Name: What is mDNS and should you use it?
Uploaded: 2026-01-16T12:06:30.000Z
Duration: 8 min 12 s
Description: Have a quick look at how the Multicast Domain Name System works and decide if you want to enable an mDNS repeater or, to the contrary, add firewall rules that block this protocol. https://help.mikrotik.com/docs/spaces/ROS/pages/37748767/DNS#DNS-mDNS

What is mDNS and should you use it?

Multicast DNS (mDNS) Overview

What is mDNS?

Multicast DNS (mDNS) is an evolution of traditional DNS designed for local networks, enabling devices to perform DNS queries among themselves without a central server.

Each device can create its own .local domain name and advertise the services it offers.

How mDNS Works

When a new device joins the network, it uses IPv4 and IPv6 multicast addresses to announce its presence and check if its chosen domain name is available.

Devices listen for and respond to mDNS queries via multicast addresses, allowing users to query by domain name instead of needing the IP address.

Service Discovery with mDNS

Through DNS Service Discovery (DNS-SD), mDNS allows querying for specific services across the network, such as printers or storage locations.

Devices respond with their domain names, IP addresses, and necessary details for interaction.

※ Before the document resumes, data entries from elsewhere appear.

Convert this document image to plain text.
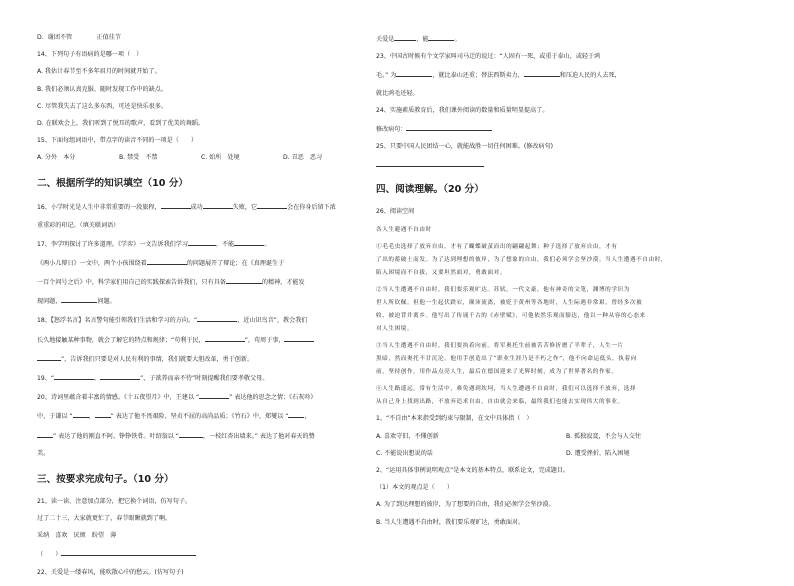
D．谢团不管　　　　正值佳节
14、下列句子有语病的是哪一项（　）
A. 我估计春节至不多年眉月的时间就开始了。
B. 我们必须认真克服、随时发现工作中的缺点。
C. 尽管我失去了这么多东西，可还是快乐很多。
D. 在联欢会上，我们听到了悦耳的歌声，看到了优美的舞蹈。
15、下面每组词语中，带点字的读音不同的一项是（　　）
A. 分外　本分	B. 禁受　不禁	C. 始所　处境	D. 丑恶　恶习
二、根据所学的知识填空（10 分）
16、小学时光是人生中非常重要的一段旅程，	成功	失败，它	会在你身后留下浓
重重彩的印记。（填关联词语）
17、李学明探讨了许多道理。《学弈》一文告诉我们学习	，不能	。
《两小儿辩日》一文中，两个小孩围绕着	的问题展开了辩论；在《真理诞生于
一百个问号之后》中，科学家们用自己的实践探索告诉我们，只有具备	的精神，才能发
现问题，	问题。
18、【怒浮名言】名言警句能引领我们生活和学习的方向。“	，近山识鸟音”，教会我们
长久地接触某种事物，就会了解它的特点和规律；“苟利于民，	”，苟周于事，
”，告诉我们只要是对人民有利的事情，我们就要大胆改革，勇于创新。
19、“	，	”，子欲养而亲不待”时刻提醒我们要孝敬父母。
20、诗词里蕴含着丰富的情感。《十五夜望月》中，王建以 “	” 表达他的思念之情；《石灰吟》
中，于谦以 “	，	” 表达了他不畏艰险、坚贞不屈的高尚品质；《竹石》中，郑燮以 “	，
” 表达了他的刚直不阿、铮铮铁骨。叶绍翁以 “	，一枝红杏出墙来。” 表达了他对春天的赞
美。
三、按要求完成句子。（10 分）
21、读一读，注意加点部分，把它换个词语，仿写句子。
过了二十三，大家就更忙了，春节眼瞅就到了啊。
采纳　喜欢　厌烦　盼望　薄
（　　）
22、关爱是一缕春风，能吹散心中的愁云。(仿写句子)
关爱是	，能	。
23、中国古时候有个文学家叫司马迁的说过：“人固有一死，或重于泰山，或轻于鸿
毛。” 为	，就比泰山还重；替法西斯卖力，	和压迫人民的人去死，
就比鸿毛还轻。
24、实施素质教育后，我们课外阅读的数量和质量明显提高了。
修改病句：
25、只要中国人民团结一心，就能战胜一切任何困难。(修改病句)
四、阅读理解。（20 分）
26、阅读空间
各人生避遇不自由时
①毛毛虫选择了放弃自由，才有了蝴蝶破茧而出的翩翩起舞；种子选择了放弃自由，才有
了出的蓄破土而发。为了达到理想的彼岸，为了想象的自由，我们必须学会坚沙漠。当人生遭遇不自由时，
陷入困境而不自拔，又要坦然面对，勇敢面对。
②当人生遭遇不自由时，我们要乐观旷达。苏轼，一代文豪，他有神奇的文笔，渊博的学识为
世人所钦佩。但他一生起伏跌宕，颠沛流离，被贬于黄州等各地时，人生际遇非常艰，曾经多次被
收、被迫背井离乡。他写出了传诵千古的《赤壁赋》，可他依然乐观而豁达，他以一种从容的心态来
对人生困境。
③当人生遭遇不自由时，我们要执着向前。将军奥托生前被苦苦修折磨了半辈子，人生一片
黑暗，然而奥托不甘沉沦。他用手创造出了“职业生涯乃是不朽之作”，他不向命运低头，执着向
前，坚持创作，用作品点亮人生，最后在德国迎来了光辉时刻，成为了世界著名的作家。
④人生路遥远，常有生活中，难免遇到坎坷，当人生遭遇不自由时，我们可以选择不放弃，选择
从自己身上找到出路，不放弃追求自由，自由就会来临，最终我们也能去实现伟大的事业。
1、“不自由”本来指受到约束与限制，在文中具体指（　）
A. 喜欢守旧，不懂创新	B. 孤独寂寞，不会与人交往
C. 不能说出想说的话	D. 遭受挫折，陷入困境
2、“运用具体事例说明观点”是本文的基本特点，联系论文，完成题目。
（1）本文的观点是（　　）
A. 为了到达理想的彼岸，为了想要的自由，我们必须学会坚沙漠。
B. 当人生遭遇不自由时，我们要乐观旷达，勇敢面对。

Security Considerations in Using mDNS

Risks of IoT Devices

Many smart/IoT products using mDNS are often untrustworthy; thus, it's advisable to isolate them on separate networks or VLANs.

This separation helps prevent potential security risks like brute-force attacks on NAS passwords or participation in botnets.

Managing Security Measures

Implementing security measures may disrupt standard mDNS functionality; however, RouterOS provides solutions like an mDNS repeater.

Implementing an mDNS Repeater

Functionality of an mDNS Repeater

An mDNS repeater retransmits multicast messages from one network/broadcast domain to another, facilitating communication between separated devices.

Configuration Steps

To enable this feature in RouterOS:

Navigate to DNS settings,

Locate ‘mDNS Repeater Interfaces’,

Add physical ports or routed VLAN interfaces as needed.

Challenges with Using mDNS in Enterprise Environments

Potential Issues

In enterprise settings, extensive use of multicast can generate excessive traffic noise leading to congestion issues.

Security Vulnerabilities

The ability for any device to create a domain name poses risks; malicious devices could impersonate legitimate ones (e.g., a lightbulb posing as a printer).

Mitigation Strategies

To prevent unauthorized use of mDNS:

Implement firewall rules targeting port 5353,

Block associated IPv4 and IPv6 addresses.